L’affermazione di autonomia, ovvero di libertà, consiste nel rifiuto pratico di qualsivoglia autorità, delega e forma di rappresentanza.
Da intendersi sia come mezzo sia come fine, sia come metodo sia come principio.
È dunque un’attività che trova il proprio senso in se stessa, nella sua beata improduttività e inconcludenza. Il suo valore non si stabilisce in base a ipotetici risultati, ma solo in base alla sua intensità.
Chi non riesce a percepire ciò, a lasciarsene contagiare e incuriosire, ignora il significato profondo della parola educazione : non produzione in serie di idioti acquiescenti e remissivi ma (dal latino “ex-ducere”, condurre fuori) uscita, allegra rottura delle file del disciplinamento, coraggiosa evasione da una condizione di passiva ubbidienza.

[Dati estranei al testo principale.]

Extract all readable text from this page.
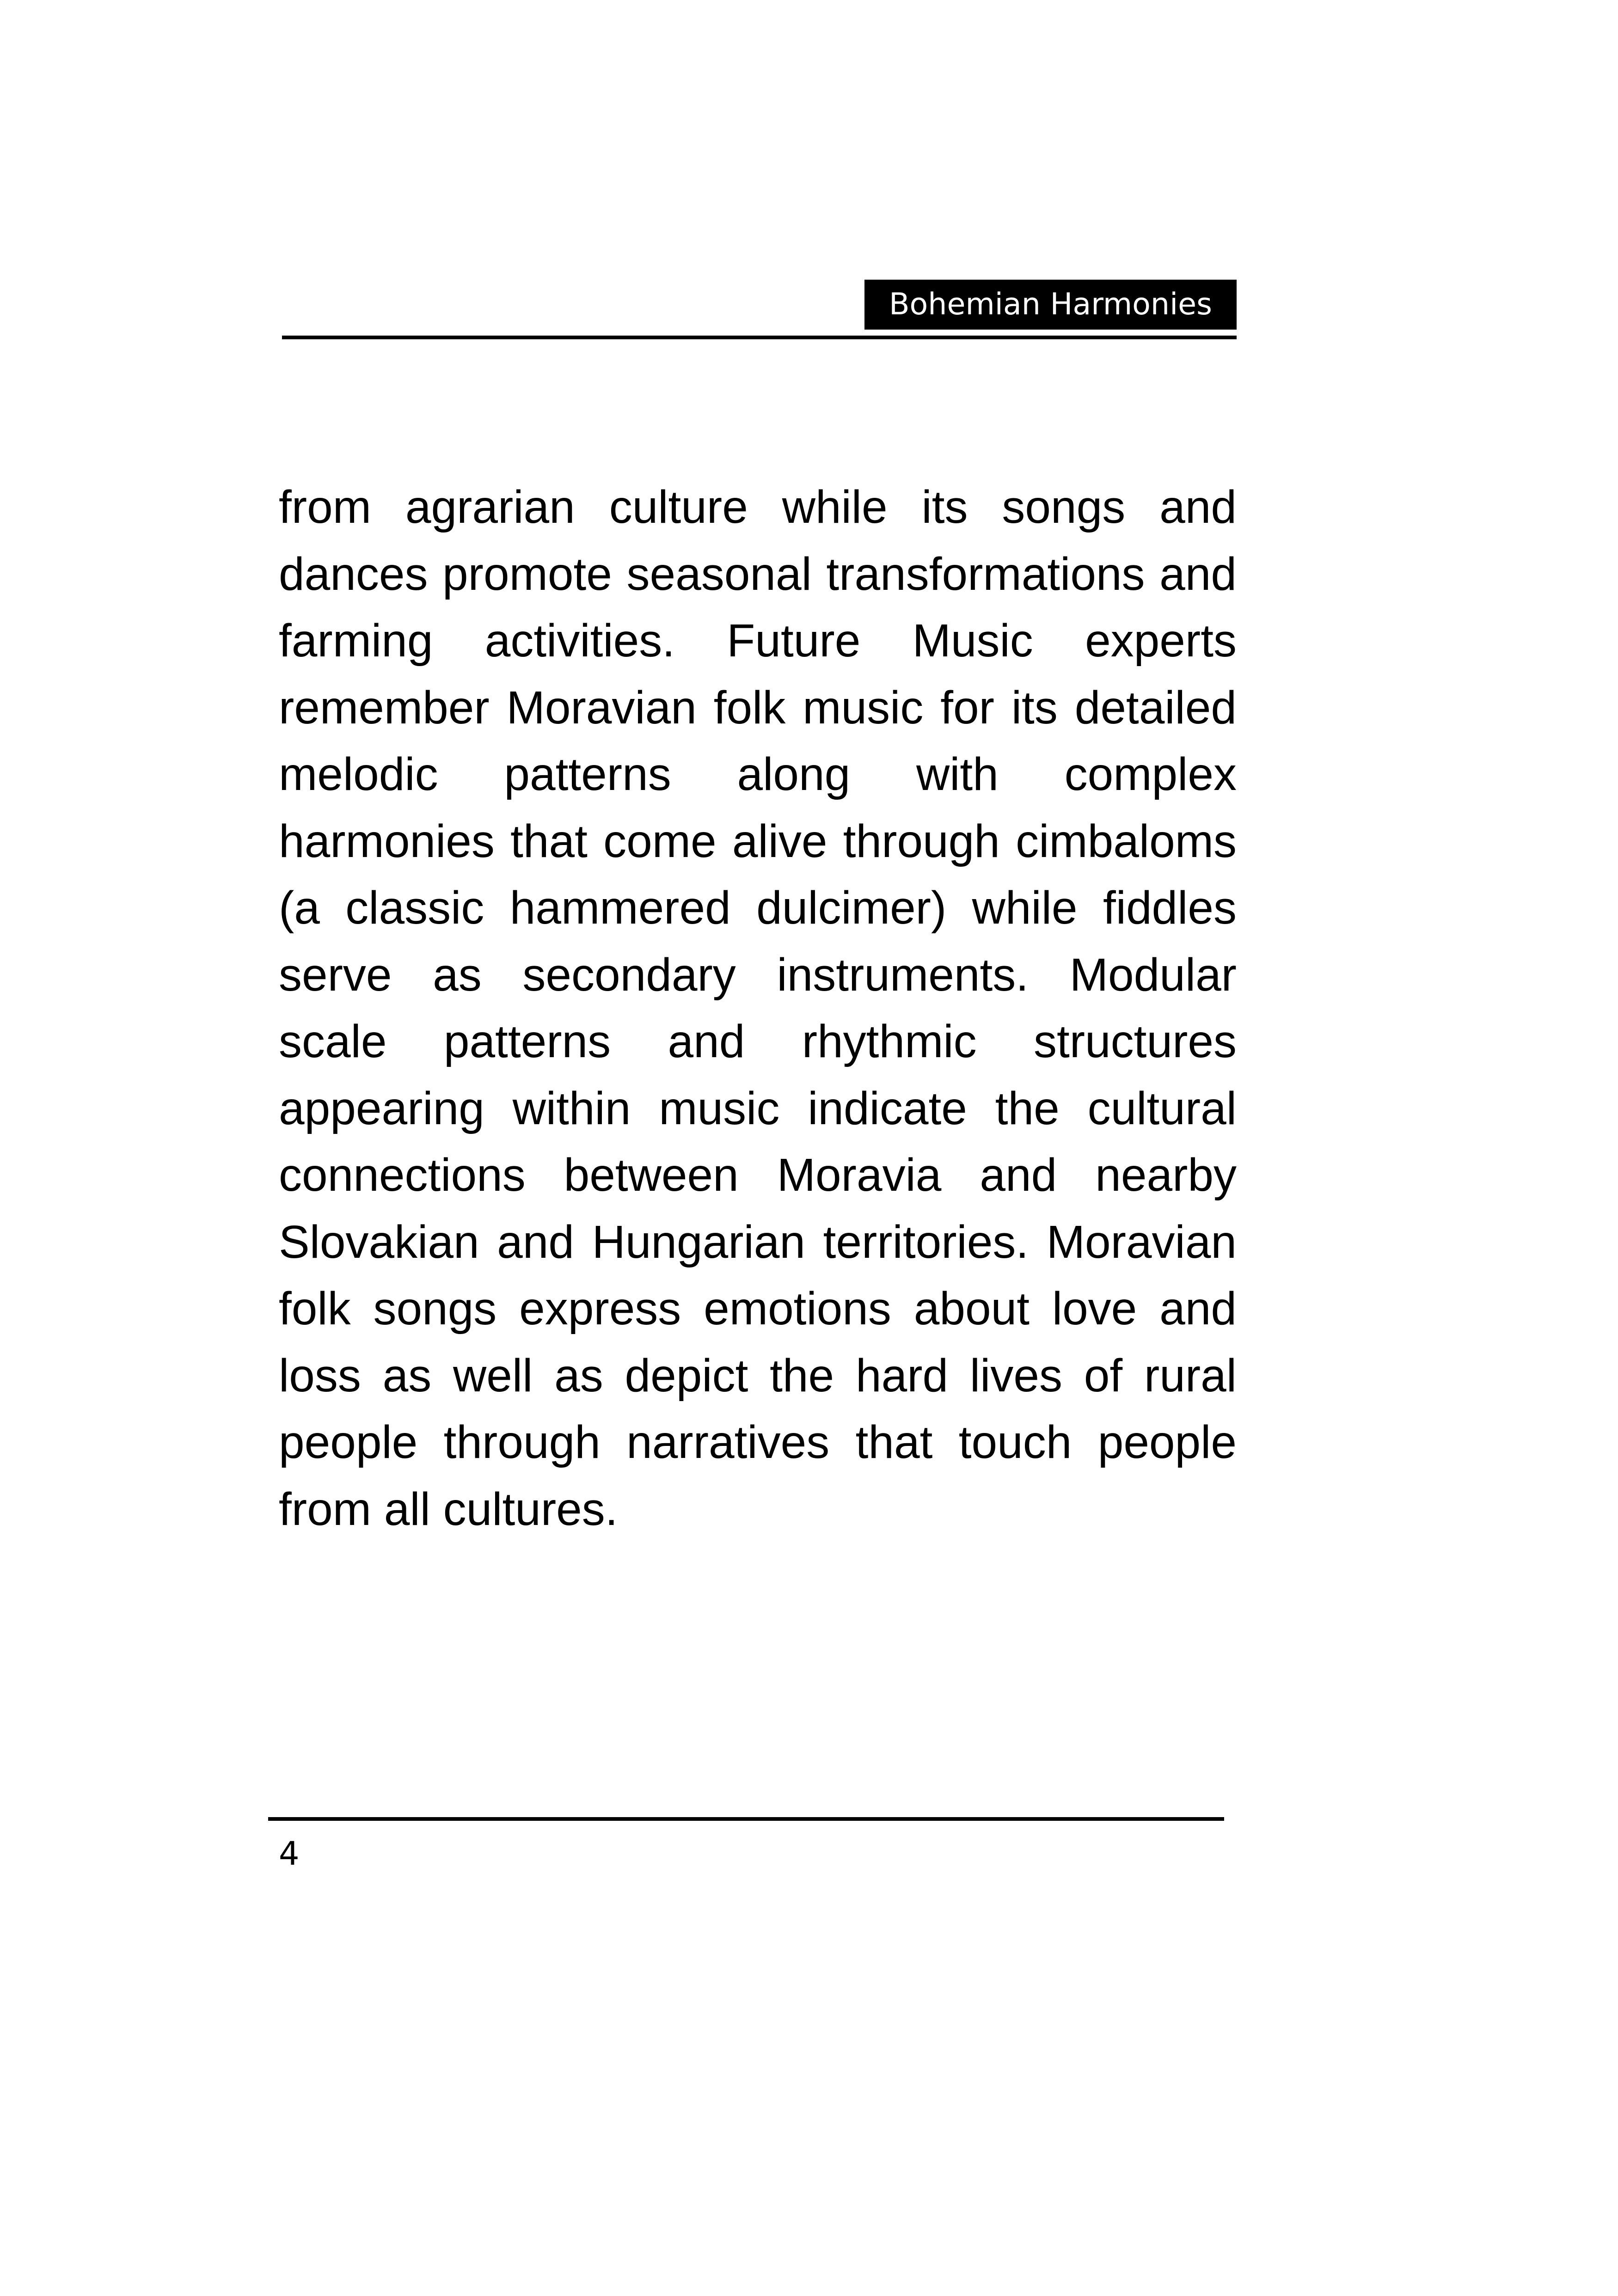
Bohemian Harmonies
from agrarian culture while its songs and
dances promote seasonal transformations and
farming activities. Future Music experts
remember Moravian folk music for its detailed
melodic patterns along with complex
harmonies that come alive through cimbaloms
(a classic hammered dulcimer) while fiddles
serve as secondary instruments. Modular
scale patterns and rhythmic structures
appearing within music indicate the cultural
connections between Moravia and nearby
Slovakian and Hungarian territories. Moravian
folk songs express emotions about love and
loss as well as depict the hard lives of rural
people through narratives that touch people
from all cultures.
4
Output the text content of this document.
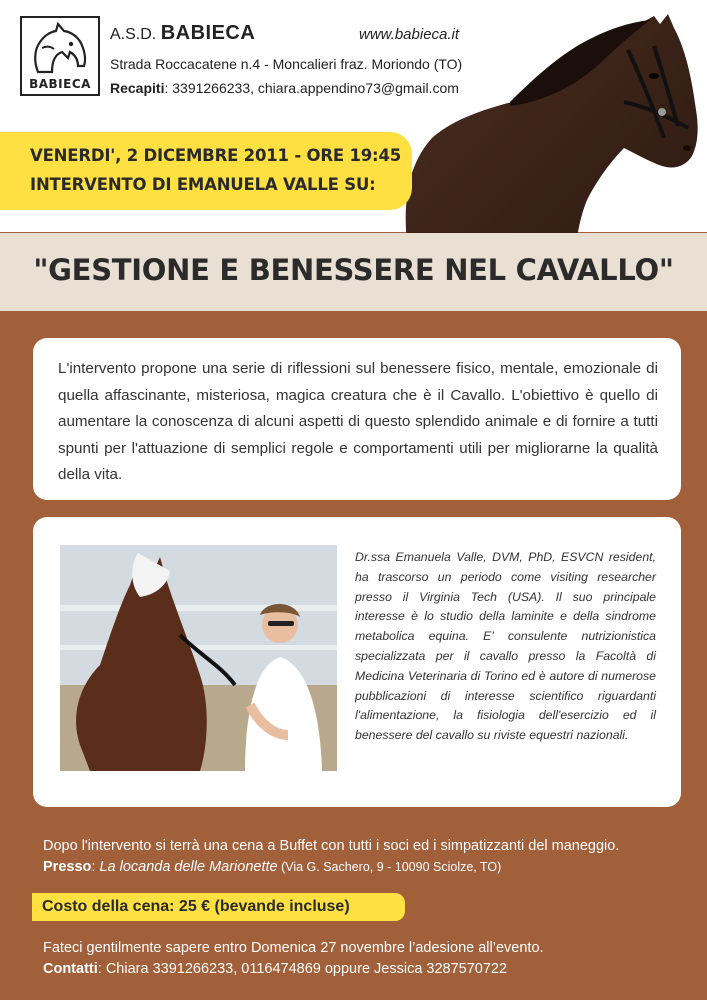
BABIECA
A.S.D. BABIECA	www.babieca.it
Strada Roccacatene n.4 - Moncalieri fraz. Moriondo (TO)
Recapiti: 3391266233, chiara.appendino73@gmail.com
VENERDI', 2 DICEMBRE 2011 - ORE 19:45
INTERVENTO DI EMANUELA VALLE SU:
"GESTIONE E BENESSERE NEL CAVALLO"
L'intervento propone una serie di riflessioni sul benessere fisico, mentale, emozionale di quella affascinante, misteriosa, magica creatura che è il Cavallo. L'obiettivo è quello di aumentare la conoscenza di alcuni aspetti di questo splendido animale e di fornire a tutti spunti per l'attuazione di semplici regole e comportamenti utili per migliorarne la qualità della vita.
Dr.ssa Emanuela Valle, DVM, PhD, ESVCN resident, ha trascorso un periodo come visiting researcher presso il Virginia Tech (USA). Il suo principale interesse è lo studio della laminite e della sindrome metabolica equina. E' consulente nutrizionistica specializzata per il cavallo presso la Facoltà di Medicina Veterinaria di Torino ed è autore di numerose pubblicazioni di interesse scientifico riguardanti l'alimentazione, la fisiologia dell'esercizio ed il benessere del cavallo su riviste equestri nazionali.
Dopo l'intervento si terrà una cena a Buffet con tutti i soci ed i simpatizzanti del maneggio.
Presso: La locanda delle Marionette (Via G. Sachero, 9 - 10090 Sciolze, TO)
Costo della cena: 25 € (bevande incluse)
Fateci gentilmente sapere entro Domenica 27 novembre l’adesione all’evento.
Contatti: Chiara 3391266233, 0116474869 oppure Jessica 3287570722
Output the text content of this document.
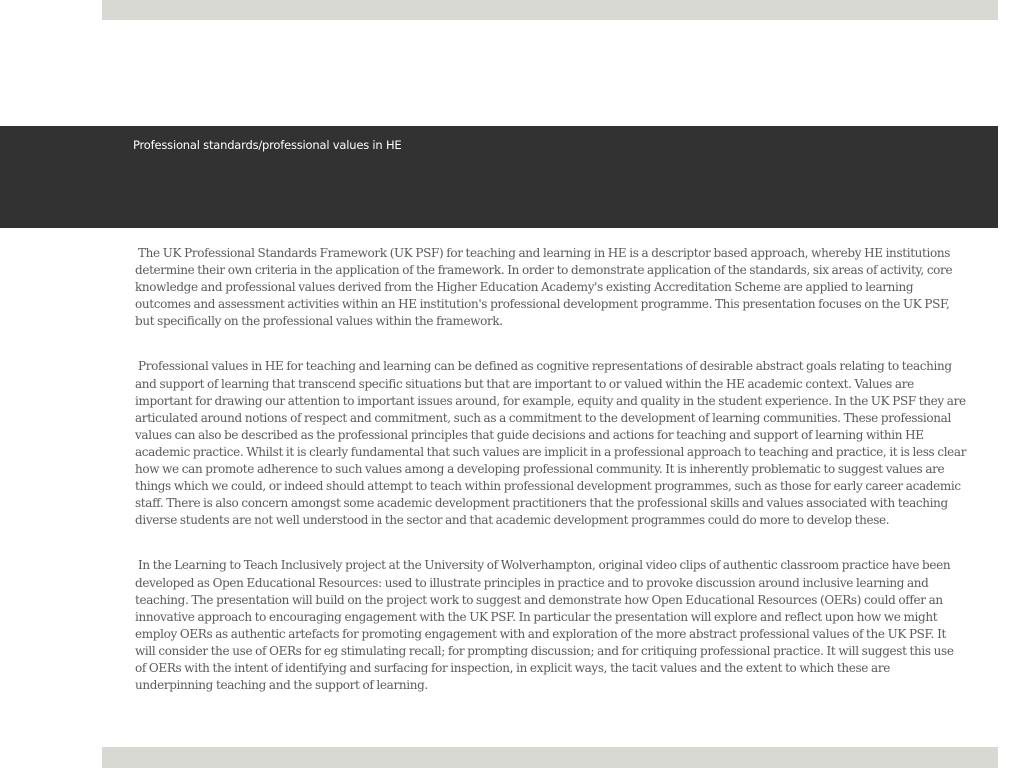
Professional standards/professional values in HE

The UK Professional Standards Framework (UK PSF) for teaching and learning in HE is a descriptor based approach, whereby HE institutions determine their own criteria in the application of the framework. In order to demonstrate application of the standards, six areas of activity, core knowledge and professional values derived from the Higher Education Academy's existing Accreditation Scheme are applied to learning outcomes and assessment activities within an HE institution's professional development programme. This presentation focuses on the UK PSF, but specifically on the professional values within the framework.

Professional values in HE for teaching and learning can be defined as cognitive representations of desirable abstract goals relating to teaching and support of learning that transcend specific situations but that are important to or valued within the HE academic context. Values are important for drawing our attention to important issues around, for example, equity and quality in the student experience. In the UK PSF they are articulated around notions of respect and commitment, such as a commitment to the development of learning communities. These professional values can also be described as the professional principles that guide decisions and actions for teaching and support of learning within HE academic practice. Whilst it is clearly fundamental that such values are implicit in a professional approach to teaching and practice, it is less clear how we can promote adherence to such values among a developing professional community. It is inherently problematic to suggest values are things which we could, or indeed should attempt to teach within professional development programmes, such as those for early career academic staff. There is also concern amongst some academic development practitioners that the professional skills and values associated with teaching diverse students are not well understood in the sector and that academic development programmes could do more to develop these.

In the Learning to Teach Inclusively project at the University of Wolverhampton, original video clips of authentic classroom practice have been developed as Open Educational Resources: used to illustrate principles in practice and to provoke discussion around inclusive learning and teaching. The presentation will build on the project work to suggest and demonstrate how Open Educational Resources (OERs) could offer an innovative approach to encouraging engagement with the UK PSF. In particular the presentation will explore and reflect upon how we might employ OERs as authentic artefacts for promoting engagement with and exploration of the more abstract professional values of the UK PSF. It will consider the use of OERs for eg stimulating recall; for prompting discussion; and for critiquing professional practice. It will suggest this use of OERs with the intent of identifying and surfacing for inspection, in explicit ways, the tacit values and the extent to which these are underpinning teaching and the support of learning.
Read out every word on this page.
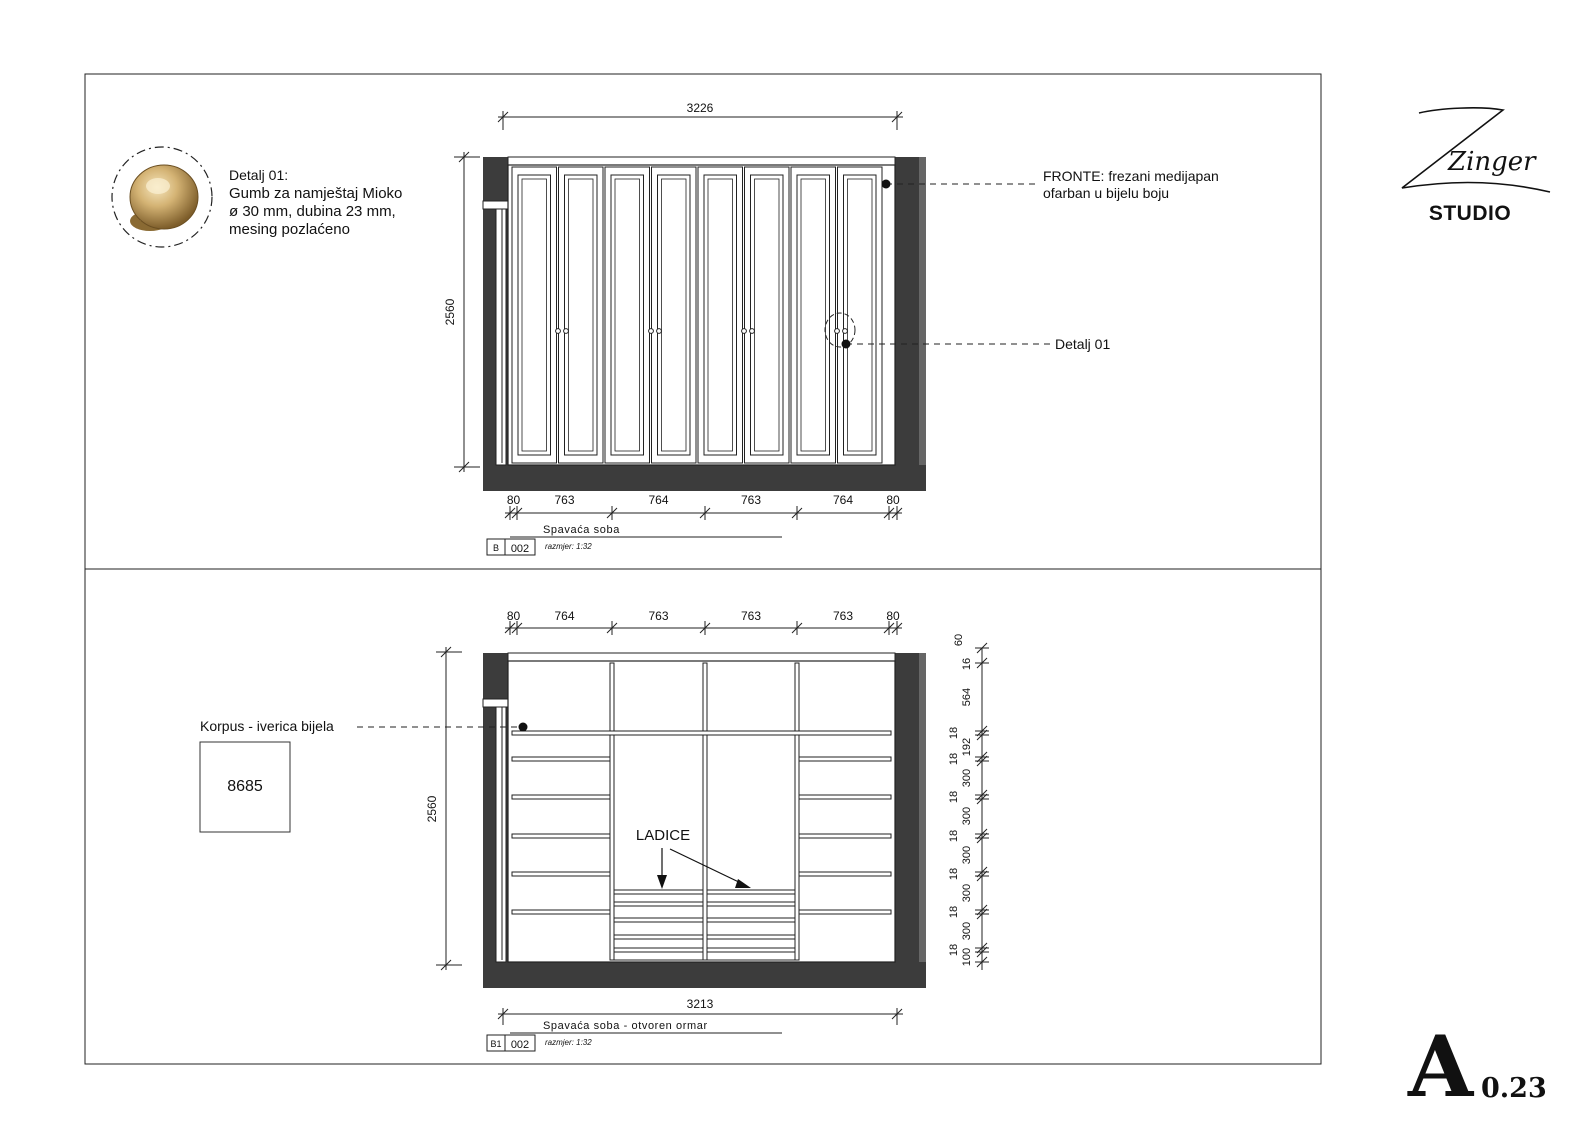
Detalj 01:
Gumb za namještaj Mioko
ø 30 mm, dubina 23 mm,
mesing pozlaćeno
3226
2560
FRONTE: frezani medijapan
ofarban u bijelu boju
Detalj 01
80	763	764	763	764	80
Spavaća soba
B 002 razmjer: 1:32
80	764	763	763	763	80
2560
Korpus - iverica bijela
8685
LADICE
3213
60
16
564
18
192
18
300
18
300
18
300
18
300
18
300
18 100
Spavaća soba - otvoren ormar
B1 002 razmjer: 1:32
Zinger
STUDIO
A 0.23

Oggetto di severe critiche da parte di genitori insegnanti e giornalisti che di norma intonano all’unisono il ritornello l’autogestione è inutile non serve a niente è solo una perdita di tempo.
Occorre dare ragione a questi Grilli parlanti : un’autogestione non serve a nulla, nel senso che come ogni atto veramente libero e gratuito muove dal rifiuto di riconoscere, e quindi servire, qualsivoglia padrone.
Inoltre se il tempo è denaro l’unico criterio per valutare le nostre azioni è la funzionalità al profitto, allora proclamare un autogestione significa inaugurare una temporalità altra, non strumentale.
Perciò l’autogestione, quella vera non è esecuzione di un programma ma espressione dell’esigenza di interrompere la routine scolastica per fare altro.
L’occupazione mette in comune i suoi propri principi con l’autogestione ma li espande e potenzia, in quanto determina oltre alla riappropriazione del proprio tempo scolastico, l’occupazione dell’istituto anche negli orari di chiusura della scuola, e quindi il compimento, seppur temporaneo, dei concetti di autonomia e libertà.
Testo tratto da Nonostante Milano, 2008.